First, I replicate Figure 1 from my paper. To recap, the figure shows the average rank of the 5 best matches for Germany, over different weighting schemes. As noted in the paper, the results in Figure 1 show that the case selection depends on the relative weight assigned to economic and political variables. The economic variables appear to dominate, so the top matches are stable as long as at least 40 percent of the weight is on economic variables. However, if the political variables are weighted highly, then the matches change substantially. The original matches move far down the list, while other cases take their place at the top.

To create this figure, I create a loop which loops through different weighting schemes. I then record the average rank of the top 5 non-EU matches for Germany when there are no weights (Japan, USA, Canada, USSR, and Korea), and the top 5 matches for every given weight scheme.


## Match germany with different variable weights
myvarweights <- c(1,1,.1,.1,.1)

## make a sequence of weights
ws <- seq(0,1,.01)

## Compare to top 5
top5 <- as.character(tabGer$cases[,3])[1:5]

## make holders
robustholder1 <- list()
robustholder2 <- rep(NA,length(ws))

## loop over the weights, running the matching each time
for(i in 1:length(ws)){
  print(i)
  myvarweights <- c(ws[i],ws[i],(1-ws[i]),(1-ws[i]),(1-ws[i]))
  
  tmpGer <- (case.match(data=EU, match.case="German Federal Republic", 
                        id.var="countryname",leaveout.vars=dropvars,
                        distance="mahalanobis", case.N=2, 
                        number.of.matches.to.return=200,
                        treatment.var="eu", max.variance=TRUE, 
                        varweights=myvarweights))
  matchesGer <- as.character(na.omit(tmpGer$cases)[,3])
  robustholder2[i] <- mean(which(matchesGer %in% top5))
  robustholder1[[i]] <- matchesGer[1:5]
}

plot(ws, robustholder2)
results

Note that the “plain” output indicates that the matches are pretty stable until political variables are weighted highly. To make the output a little nicer, one can use the following R code.
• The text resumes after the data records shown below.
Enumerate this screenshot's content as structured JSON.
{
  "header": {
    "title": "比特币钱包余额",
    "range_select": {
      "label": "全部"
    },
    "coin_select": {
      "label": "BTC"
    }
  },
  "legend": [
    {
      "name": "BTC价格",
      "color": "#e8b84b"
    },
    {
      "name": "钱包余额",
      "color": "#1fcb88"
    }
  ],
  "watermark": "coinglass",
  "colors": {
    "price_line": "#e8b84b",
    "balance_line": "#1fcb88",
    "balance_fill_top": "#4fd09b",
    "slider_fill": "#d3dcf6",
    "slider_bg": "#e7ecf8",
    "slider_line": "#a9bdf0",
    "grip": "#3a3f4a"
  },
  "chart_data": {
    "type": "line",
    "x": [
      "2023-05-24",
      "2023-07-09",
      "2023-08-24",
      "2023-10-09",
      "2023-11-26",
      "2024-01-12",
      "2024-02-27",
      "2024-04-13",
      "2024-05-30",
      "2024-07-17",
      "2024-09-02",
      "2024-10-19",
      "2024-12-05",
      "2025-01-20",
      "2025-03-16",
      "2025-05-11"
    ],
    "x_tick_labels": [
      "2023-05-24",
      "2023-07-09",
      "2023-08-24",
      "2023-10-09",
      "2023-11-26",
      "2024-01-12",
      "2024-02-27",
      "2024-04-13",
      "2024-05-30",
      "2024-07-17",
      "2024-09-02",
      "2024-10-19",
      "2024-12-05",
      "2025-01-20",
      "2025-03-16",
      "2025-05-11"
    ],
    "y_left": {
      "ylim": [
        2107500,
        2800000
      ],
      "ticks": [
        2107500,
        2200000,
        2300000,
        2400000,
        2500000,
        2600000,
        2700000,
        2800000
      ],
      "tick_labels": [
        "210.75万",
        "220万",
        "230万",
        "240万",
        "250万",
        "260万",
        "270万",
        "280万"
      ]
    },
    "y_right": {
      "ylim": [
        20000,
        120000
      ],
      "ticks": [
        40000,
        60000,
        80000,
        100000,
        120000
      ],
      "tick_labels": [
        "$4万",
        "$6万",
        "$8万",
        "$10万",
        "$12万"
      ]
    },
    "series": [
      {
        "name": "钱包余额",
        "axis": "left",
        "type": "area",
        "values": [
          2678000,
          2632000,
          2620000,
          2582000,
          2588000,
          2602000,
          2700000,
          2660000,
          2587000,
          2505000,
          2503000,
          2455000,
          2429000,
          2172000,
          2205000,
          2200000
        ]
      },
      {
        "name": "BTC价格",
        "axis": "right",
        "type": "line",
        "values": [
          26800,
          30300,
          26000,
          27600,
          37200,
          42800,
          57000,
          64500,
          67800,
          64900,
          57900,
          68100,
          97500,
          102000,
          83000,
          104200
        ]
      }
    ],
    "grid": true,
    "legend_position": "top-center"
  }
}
## make a plot for the paper
pdf("EU.pdf",6.8,3.7)
par(mar=c(3.7,5.8,.5,.5), family="serif")
plot(ws, robustholder2,type="n",axes=F,xlab="",ylab="",ylim=c(60,0))
polygon(x=c(-10,10,10,-10),y=c(-1000,-1000,1000,1000),col="gray90")
pp <- par()
ss <- c(0,.25,.5,.75,1)
abline(v=ss,col="white")
midss <- sapply((1:(length(ss)-1)),function(i){mean(c(ss[i+1],ss[i]))})
abline(v=midss,col="#ffffff50")
ss <- c(0,20,40,60)
abline(h=ss,col="white")
midss <- sapply((1:(length(ss)-1)),function(i){mean(c(ss[i+1],ss[i]))})
abline(h=midss,col="#ffffff50")
axis(1,at=c(0,.25,.5,.75,1),labels=c("1 : 0",".75 : .25",".5 : .5",".25 : .75","0 : 1"),
col="gray30",col.axis="gray30",las=1,tck = -0.015)
axis(2,at=c(0,20,40,60),labels=T,col="gray30",col.axis="gray30",las=1,tck = -0.015)
title(xlab="Economic variable weights : Political variable weights", line=2.5)
title(ylab="Avg. Rank of Japan, USA,\nCanada, USSR, and Korea\namong all case pairings",line=2.5)
lines(ws,rev(robustholder2))
## add top 5 cases at various points
robustholder1[[50]]
ws[50]
text(.6,15,"Best 5: Japan, USA, Canada, USSR, Korea",pos=2,cex=.8)
arrows(x0=.46,y0=12,x1=.498,y1=3.5, length=.04)
## 
robustholder1[[1]]
ws[1]
text(.9,58,"Best 5: St. Lucia, Kiribati, Venezuela, Bahamas, Botswana",pos=2,cex=.8)
arrows(x0=.9,y0=57.8,x1=.97,y1=57.8, length=.04)
##
robustholder1[[26]]
robustholder2[26]
ws[26]
text(.65,27.6,"Best 5: Japan, India, USA, Thailand, Honduras",pos=2,cex=.8)
arrows(x0=.65,y0=27.6,x1=.74,y1=27.6, length=.04)
##
dev.off()

results

End